Norval Ofstedahl, my uncle, married Carlene Hudson ca 1958 and their first child Kari was born in June 1961. Between that time, Norval worked for Western Electric and traveled the United States and the world in that job. I have a vague recollection as a child of them reciting the number of states they had been to. I was excited by the fact that they had even been to Greenland. According to Norval’s 1999 obituary, “he worked for Western Electric maintaining Nike missile sites around the world”. In a 1960 postcard above, Josephine Ofstedahl referred to John’s “postcard collection”. It must have been out of this that John got so many post cards from Norval and Carlene as they moved around the country and the world. In retrospect, that was remarkably kind and generous of them. Seventeen such postcards are posted below. The first postcard, just below, was dated January 26, 1960 and sent from Carlsbad, New Mexico - but appears to be written while they were in Texas.
The postcard below, was dated September 1959 and postmarked from Huntsville, Alabama - but is of the Mississippi State Capitol in Jackson. It mentions them dirving along the Gulf of Mexico.
The postcard below if of the Tennessee State Capitol and was postmarked September 8, 1959 in South Pitts?, Tennessee. They write “Happened to be in Tennessee today”, and had been staing in a house trailer in Huntsville, Alabama.
The postcard below was postmarked in August 1959 in Madison, Connecticut - with images of the State Capitol and a boat. It mentions they are on the road going through Connectiuct and “haven’t been able to follow the fall games”.

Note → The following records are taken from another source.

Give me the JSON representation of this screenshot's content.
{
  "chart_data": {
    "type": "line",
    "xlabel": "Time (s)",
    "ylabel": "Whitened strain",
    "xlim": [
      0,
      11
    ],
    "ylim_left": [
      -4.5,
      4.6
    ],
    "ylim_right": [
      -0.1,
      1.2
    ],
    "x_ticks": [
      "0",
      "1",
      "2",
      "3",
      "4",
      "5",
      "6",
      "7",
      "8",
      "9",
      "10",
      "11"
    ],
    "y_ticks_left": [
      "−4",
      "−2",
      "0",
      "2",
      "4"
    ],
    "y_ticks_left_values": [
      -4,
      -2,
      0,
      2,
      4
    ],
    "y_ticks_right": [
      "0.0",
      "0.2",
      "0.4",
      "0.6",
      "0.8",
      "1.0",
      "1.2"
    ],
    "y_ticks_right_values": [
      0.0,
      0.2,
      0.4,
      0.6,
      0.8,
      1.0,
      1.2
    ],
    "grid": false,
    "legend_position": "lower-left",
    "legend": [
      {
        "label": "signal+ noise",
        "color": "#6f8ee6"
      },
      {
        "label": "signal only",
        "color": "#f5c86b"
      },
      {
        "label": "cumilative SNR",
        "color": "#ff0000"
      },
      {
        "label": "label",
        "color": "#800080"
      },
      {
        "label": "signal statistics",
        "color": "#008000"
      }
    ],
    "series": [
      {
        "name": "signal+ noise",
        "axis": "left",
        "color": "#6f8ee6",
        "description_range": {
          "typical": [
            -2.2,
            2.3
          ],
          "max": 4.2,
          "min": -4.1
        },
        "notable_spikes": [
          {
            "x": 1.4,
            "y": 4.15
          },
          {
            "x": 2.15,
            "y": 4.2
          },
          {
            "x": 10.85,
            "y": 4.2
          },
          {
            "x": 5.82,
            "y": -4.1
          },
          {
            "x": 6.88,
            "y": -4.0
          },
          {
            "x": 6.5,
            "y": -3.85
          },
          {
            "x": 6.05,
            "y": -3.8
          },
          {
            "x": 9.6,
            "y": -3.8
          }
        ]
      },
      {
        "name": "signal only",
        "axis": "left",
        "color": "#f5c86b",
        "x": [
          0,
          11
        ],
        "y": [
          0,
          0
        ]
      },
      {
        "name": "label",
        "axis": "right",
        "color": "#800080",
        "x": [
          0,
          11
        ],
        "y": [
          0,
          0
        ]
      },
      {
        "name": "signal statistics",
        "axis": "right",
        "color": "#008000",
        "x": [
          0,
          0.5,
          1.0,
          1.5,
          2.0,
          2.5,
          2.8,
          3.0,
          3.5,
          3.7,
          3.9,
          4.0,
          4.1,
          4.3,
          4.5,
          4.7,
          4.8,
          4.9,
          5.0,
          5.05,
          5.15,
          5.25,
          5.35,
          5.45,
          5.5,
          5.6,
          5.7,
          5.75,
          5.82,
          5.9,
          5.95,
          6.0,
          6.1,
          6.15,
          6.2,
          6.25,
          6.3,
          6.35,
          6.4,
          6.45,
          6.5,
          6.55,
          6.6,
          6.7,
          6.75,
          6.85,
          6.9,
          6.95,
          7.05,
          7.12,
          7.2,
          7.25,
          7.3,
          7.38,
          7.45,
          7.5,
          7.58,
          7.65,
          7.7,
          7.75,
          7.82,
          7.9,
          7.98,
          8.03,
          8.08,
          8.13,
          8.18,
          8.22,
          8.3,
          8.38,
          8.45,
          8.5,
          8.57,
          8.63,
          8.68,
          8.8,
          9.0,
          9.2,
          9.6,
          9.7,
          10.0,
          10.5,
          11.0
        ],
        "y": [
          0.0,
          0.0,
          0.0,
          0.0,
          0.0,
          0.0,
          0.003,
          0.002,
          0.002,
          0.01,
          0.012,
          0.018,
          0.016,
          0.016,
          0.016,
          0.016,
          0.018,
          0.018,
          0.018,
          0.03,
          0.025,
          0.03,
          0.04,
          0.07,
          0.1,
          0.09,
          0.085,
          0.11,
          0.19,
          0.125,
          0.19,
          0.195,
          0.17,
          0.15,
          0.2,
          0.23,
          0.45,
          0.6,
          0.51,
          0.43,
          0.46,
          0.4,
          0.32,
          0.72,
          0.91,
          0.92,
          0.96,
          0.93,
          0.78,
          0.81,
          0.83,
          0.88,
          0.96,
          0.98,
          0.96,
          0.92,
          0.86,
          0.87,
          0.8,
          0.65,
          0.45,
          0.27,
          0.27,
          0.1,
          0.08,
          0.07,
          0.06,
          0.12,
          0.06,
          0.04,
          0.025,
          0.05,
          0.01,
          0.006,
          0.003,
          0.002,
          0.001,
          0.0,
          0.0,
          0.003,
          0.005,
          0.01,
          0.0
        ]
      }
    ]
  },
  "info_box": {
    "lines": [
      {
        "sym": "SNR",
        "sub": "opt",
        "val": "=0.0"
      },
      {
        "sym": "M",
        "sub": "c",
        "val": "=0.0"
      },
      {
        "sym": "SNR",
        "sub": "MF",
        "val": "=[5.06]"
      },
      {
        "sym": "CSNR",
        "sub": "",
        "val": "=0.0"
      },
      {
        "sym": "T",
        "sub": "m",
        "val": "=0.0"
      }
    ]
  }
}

“Having a Wonderful Trip”, from the Appomattox Court House in McLean, Virginia where the Civil War ended. It was postmarked August 1959 from Huntsville, Alabama.
The postcard below, of the Rhode Island State House at night in Providence Rhode Island, was postmarked in Centerdale, Rhode Island on August 28, 1959. They write that it is “awfully hot here” and that they would leave for Florida and Huntsville, Alabama the next day.
The postcard below is of the Virginia State Capitol in Richmond and was posted from Huntsville, Alabama on August 31, 1959. Still awfully hot and humid, and they saw tobacco plants.
The postcard below was from Richmond, Virginia, also, and was the White House of the Confederacy in Richmond - it seems to have been mailed from Huntsville, Alabama the same day as the previous post card.
The postcard below is of the Louisiana State Capitol in Baton Rouge and was postmarked in New Orleans in September 1959.
Norval and Carlene’s Time in Italy . . .
Norval worked in Italy as part of is job in the early 1960’s. The next postcards are from that time. The first postcard below is one of three from Milan. It is dated in May 27, 1960. It has an American postage stamp, and is postmarked air force service. They told me (Johnny) they visited an old caste.
The postcard below is dated June 25, 1960 and is from Rome. They are taking tours of Rome.
A postcard from Pisa below, dated April 17, 1960, “that tower does lean”.
A postcard from Verona, Italy postmarked Army Air Force Postal Service and dated May 23, 1960. Gladiators were at this “old arena” and was also the home of Romeo and Juliet.
This postcard from Venice, dated March 29, 1960 (which happened to be my tenth birthday), the note states that this is the bridge that Shakespeare mentions in the “Merchant of Venice”.
This postcard, to “Jimmy Laird” is dated May 27, 1960, and is on the same date as a postcard to “Johnny Laird” from Milan also - the first one in the foreign section above. They write about the castle and its entrance.
This is the third of three postcards from Milan, all on May 27, 1960, this one to Ralph and Dorothy Laird. The postcard photo if of the interior of the opera house.
The last of the seventeen cards - domestic and foreign - from Norval and Carlene, is from Heidelberg, Germany, and appears to be dated in March, 1960. Once again, it was of a castle.